First, all possible variables subsets (nodes) are contained in the first column of Table 5, and the number “1” means that the corresponding variable is selected in the node, while “0” means that the variable is deleted. Then we choose the input-oriented CCR model to evaluate the performance of DMUs under the 49 nodes, and our approach can also be employed to improve the discriminatory power of other DEA models. The relevant results are shown in the second column of Table 5, where we can find that different variables subsets have the impact on the DEA efficiencies of DMUs. The second row from bottom line is the result under all variables, and there are 9 efficient DMUs, which means that the discrimination in this situation is very poor. The important degrees of nodes are shown in the last column of Table 5, where we can find that \(W_k\) is influenced by the fluctuation range of efficiencies, such as \(W_1=0.021\) with the fluctuation range of [0.545, 1], and \(W_6=0.018\) with the fluctuation range of [0.156, 1]. Finally, the CESs can be obtained by the weighted sum between \(W_k\) and the CCR efficiencies under the corresponding node, which are shown in the end row of Table 5. It is clear that no efficient DMU is generated by our approach.
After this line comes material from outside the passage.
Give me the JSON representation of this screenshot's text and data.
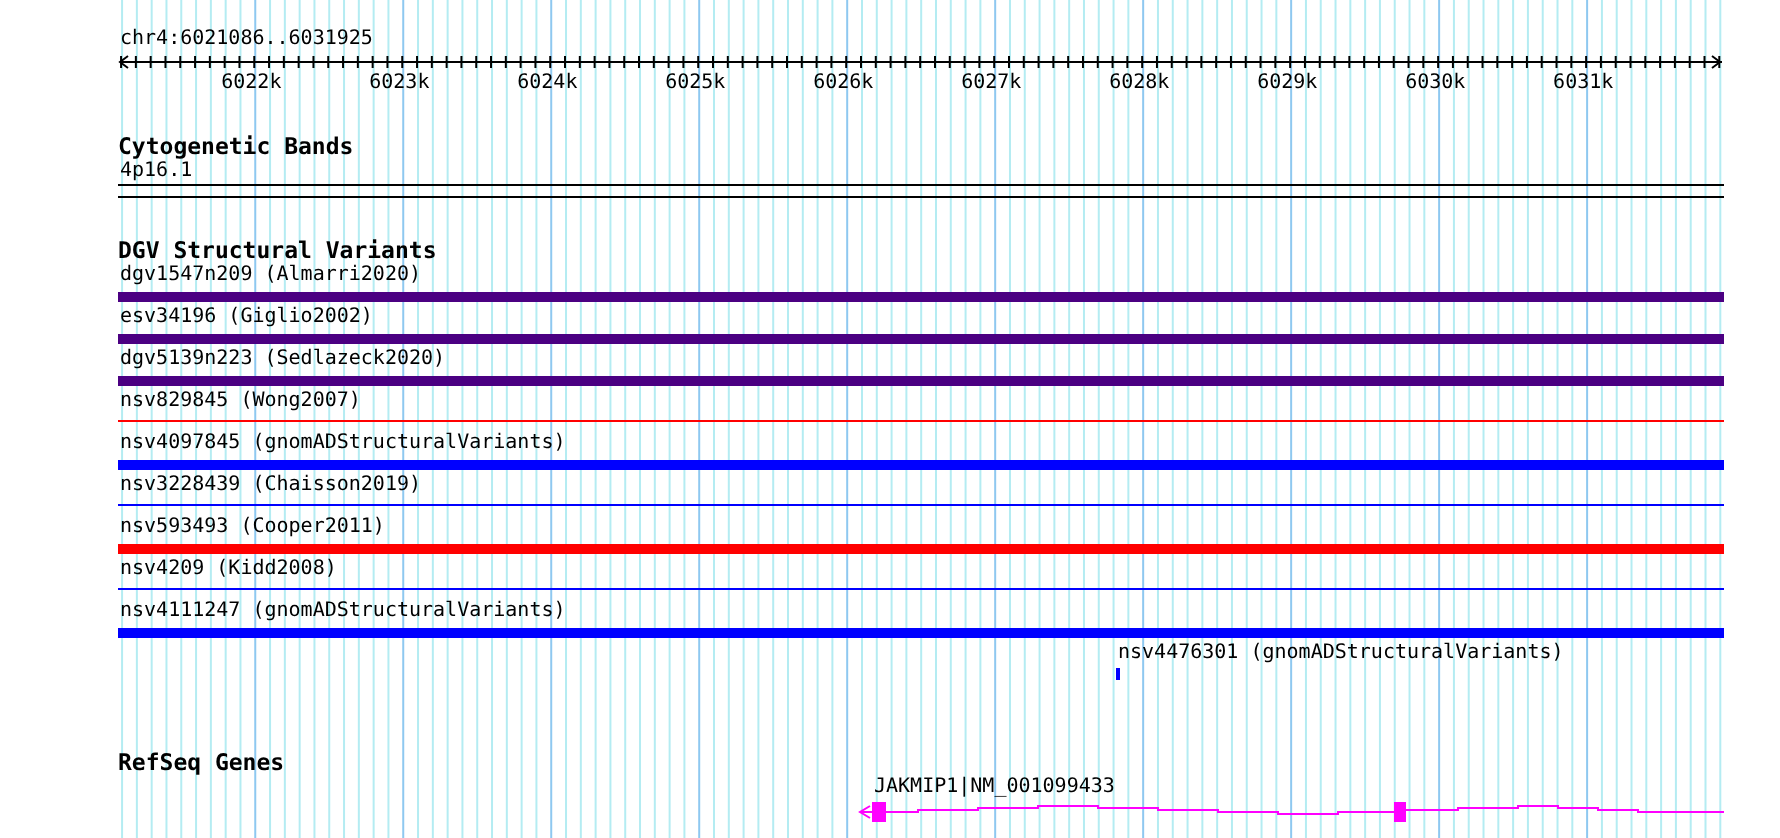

As shown in the last column of Table 4, rank A and B represent the rank of efficiencies in the second row from bottom line of Table 5 and CESs respectively. Comparing with the ranks, we can find that CESs can give a complete ranking in this case. In particular, the rank of some DMUs may be changed before and after our approach, such as \(\textit{DMU}_{10}\) and \(\textit{DMU}_{16}\). Apparently, our approach can noticeably improve the strength of DEA without losing variables information.
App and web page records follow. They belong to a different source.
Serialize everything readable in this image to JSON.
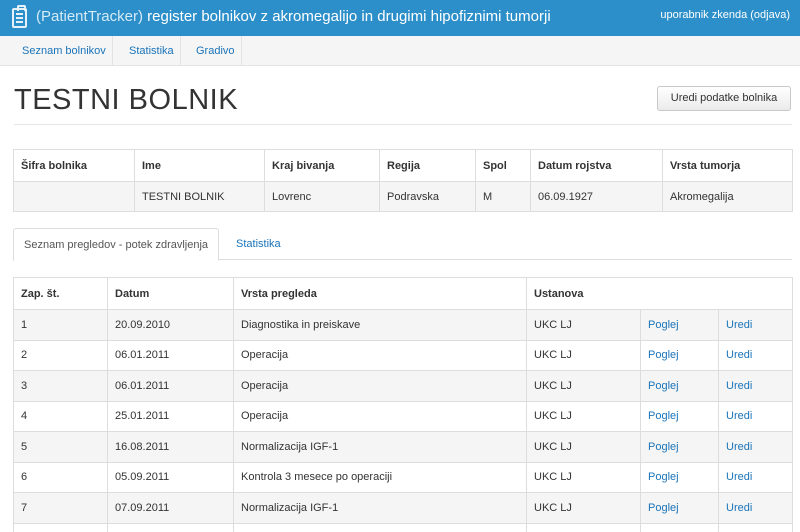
{
  "header": {
    "app_name": "(PatientTracker)",
    "subtitle": "register bolnikov z akromegalijo in drugimi hipofiznimi tumorji",
    "user_label": "uporabnik zkenda",
    "logout_label": "(odjava)"
  },
  "nav": {
    "items": [
      {
        "label": "Seznam bolnikov"
      },
      {
        "label": "Statistika"
      },
      {
        "label": "Gradivo"
      }
    ]
  },
  "page": {
    "title": "TESTNI BOLNIK",
    "edit_button": "Uredi podatke bolnika"
  },
  "patient": {
    "headers": [
      "Šifra bolnika",
      "Ime",
      "Kraj bivanja",
      "Regija",
      "Spol",
      "Datum rojstva",
      "Vrsta tumorja"
    ],
    "row": [
      "",
      "TESTNI BOLNIK",
      "Lovrenc",
      "Podravska",
      "M",
      "06.09.1927",
      "Akromegalija"
    ]
  },
  "tabs": [
    {
      "label": "Seznam pregledov - potek zdravljenja",
      "active": true
    },
    {
      "label": "Statistika",
      "active": false
    }
  ],
  "visits": {
    "headers": [
      "Zap. št.",
      "Datum",
      "Vrsta pregleda",
      "Ustanova"
    ],
    "view_label": "Poglej",
    "edit_label": "Uredi",
    "rows": [
      {
        "num": "1",
        "date": "20.09.2010",
        "type": "Diagnostika in preiskave",
        "inst": "UKC LJ"
      },
      {
        "num": "2",
        "date": "06.01.2011",
        "type": "Operacija",
        "inst": "UKC LJ"
      },
      {
        "num": "3",
        "date": "06.01.2011",
        "type": "Operacija",
        "inst": "UKC LJ"
      },
      {
        "num": "4",
        "date": "25.01.2011",
        "type": "Operacija",
        "inst": "UKC LJ"
      },
      {
        "num": "5",
        "date": "16.08.2011",
        "type": "Normalizacija IGF-1",
        "inst": "UKC LJ"
      },
      {
        "num": "6",
        "date": "05.09.2011",
        "type": "Kontrola 3 mesece po operaciji",
        "inst": "UKC LJ"
      },
      {
        "num": "7",
        "date": "07.09.2011",
        "type": "Normalizacija IGF-1",
        "inst": "UKC LJ"
      },
      {
        "num": "",
        "date": "",
        "type": "",
        "inst": ""
      }
    ]
  },
  "colors": {
    "header_bg": "#2c8fc9",
    "link": "#1a74b9"
  }
}
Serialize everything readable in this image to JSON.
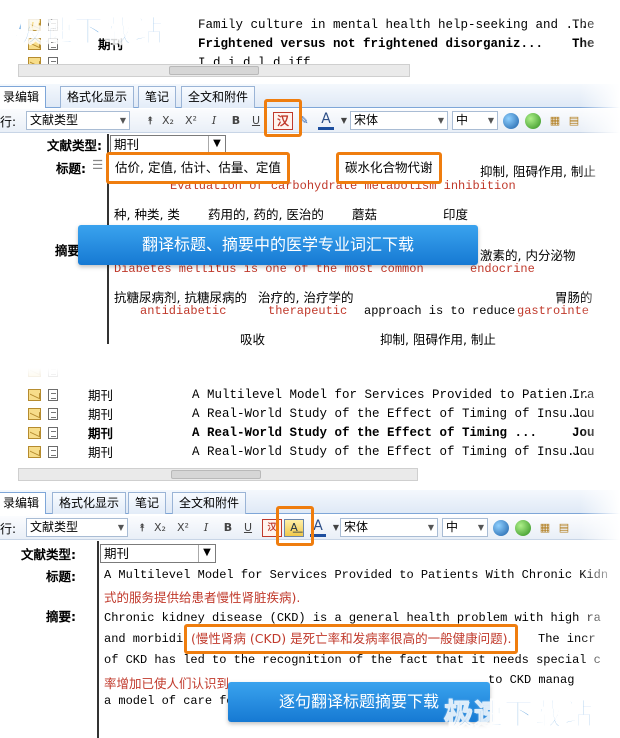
{
  "watermark": "极速下载站",
  "panel1": {
    "rows": [
      {
        "type": "",
        "title": "Family culture in mental health help-seeking and ...",
        "journal": "The",
        "bold": false
      },
      {
        "type": "期刊",
        "title": "Frightened versus not frightened disorganiz...",
        "journal": "The",
        "bold": true
      },
      {
        "type": "",
        "title": "I   d  i   d  l   d  iff",
        "journal": "",
        "bold": false
      }
    ],
    "tabs": [
      "录编辑",
      "格式化显示",
      "笔记",
      "全文和附件"
    ],
    "toolbar": {
      "field_prefix": "行:",
      "field_value": "文献类型",
      "font": "宋体",
      "size": "中",
      "translate_icon": "汉"
    },
    "form": {
      "type_label": "文献类型:",
      "type_value": "期刊",
      "title_label": "标题:",
      "abstract_label": "摘要",
      "gloss_a": "估价, 定值, 估计、估量、定值",
      "gloss_b": "碳水化合物代谢",
      "gloss_c": "抑制, 阻碍作用, 制止",
      "en_line1": "Evaluation      of carbohydrate metabolism    inhibition",
      "gloss_line2": [
        "种, 种类, 类",
        "药用的, 药的, 医治的",
        "蘑菇",
        "印度"
      ],
      "gloss_line3_tail": "激素的, 内分泌物",
      "en_line4a": "Diabetes mellitus is one of the most common",
      "en_line4b": "endocrine",
      "gloss_line5": [
        "抗糖尿病剂, 抗糖尿病的",
        "治疗的, 治疗学的",
        "胃肠的"
      ],
      "en_line6a": "antidiabetic",
      "en_line6b": "therapeutic",
      "en_line6c": "approach is to reduce",
      "en_line6d": "gastrointe",
      "gloss_line7": [
        "吸收",
        "抑制, 阻碍作用, 制止"
      ]
    },
    "banner": "翻译标题、摘要中的医学专业词汇下载"
  },
  "panel2": {
    "rows": [
      {
        "type": "期刊",
        "title": "A Multilevel Model for Services Provided to Patien...",
        "journal": "Ira",
        "bold": false
      },
      {
        "type": "期刊",
        "title": "A Real-World Study of the Effect of Timing of Insu...",
        "journal": "Jou",
        "bold": false
      },
      {
        "type": "期刊",
        "title": "A Real-World Study of the Effect of Timing ...",
        "journal": "Jou",
        "bold": true
      },
      {
        "type": "期刊",
        "title": "A Real-World Study of the Effect of Timing of Insu...",
        "journal": "Jou",
        "bold": false
      }
    ],
    "tabs": [
      "录编辑",
      "格式化显示",
      "笔记",
      "全文和附件"
    ],
    "toolbar": {
      "field_prefix": "行:",
      "field_value": "文献类型",
      "font": "宋体",
      "size": "中"
    },
    "form": {
      "type_label": "文献类型:",
      "type_value": "期刊",
      "title_label": "标题:",
      "abstract_label": "摘要:",
      "title_en": "A Multilevel Model for Services Provided to Patients With Chronic Kidn",
      "title_cn": "式的服务提供给患者慢性肾脏疾病).",
      "abs_line1": "Chronic kidney disease (CKD) is a general health problem with high ra",
      "abs_line2a": "and morbidit",
      "abs_line2_cn": "(慢性肾病 (CKD) 是死亡率和发病率很高的一般健康问题).",
      "abs_line2b": "The incr",
      "abs_line3": "of CKD has led to the recognition of the fact that it needs special c",
      "abs_line4_cn": "率增加已使人们认识到",
      "abs_line4b": "to CKD manag",
      "abs_line5": "a model of care fo"
    },
    "banner": "逐句翻译标题摘要下载"
  }
}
Furthermore, the accelerating procedure is applied to test its performance. The computing tool is Matlab 2010a, and the computing environment is Microsoft Windows XP with Intel Pentium dual CPU (E2200) and 2G RAM. Besides, there are some different approaches for FastDEA to solve a DEA computation with a large number of variables or DMUs under a certain variables set, and in this example there are only 16 DMUs with 6 variables (too many DMUs may decrease the effect of the illustrated example). Moreover, we are mainly to show the performance of parallel computing to accelerate the multi-subsets Renyi’s entropy-DEA approach, therefore, the FastDEA is replaced by the traditional DEA procedure here, and the computing speed is about 10.2 s (about 19.6 s) by using (not using) the accelerating procedure in our computer. It can be predictable that a higher speed would be reached if more cores are used.

4 Conclusions

Prior researches improve the discrimination of DEA by reducing the number of variables with minimizing information reduction. To avoid distorting the evaluation performance results, this paper presents an approach based on Renyi’s entropy to increase the discrimination of DEA without losing variables information and without requiring any additional preferential information or assumption. We first list all possible variables subsets and consider them as the nodes of CART, besides, each DMU is seen as a classification. Then we generate all DEA efficiencies under the nodes to further calculate the PI based on Renyi’s entropy. The important degrees can be obtained by normalizing the PI of each node, and the CES can be generated finally by the weighted sum of the important degrees and the corresponding DEA efficiencies. The process can reflect the whole variables information into the consequences. Moreover, an accelerating procedure is introduced to solve the multi-subsets problem in Renyi’s entropy-DEA approach. The procedure is primarily based on the concept of parallel computing, and can rapidly improve the computing speed. The two examples demonstrate that the proposed approach is valid and reasonable.

The proposed approach can be generally applied to the evaluation performance problem. In the future study, we believe that some technologies of data mining (Fayyad et al. 1996) could be introduced to overcome the drawbacks of DEA.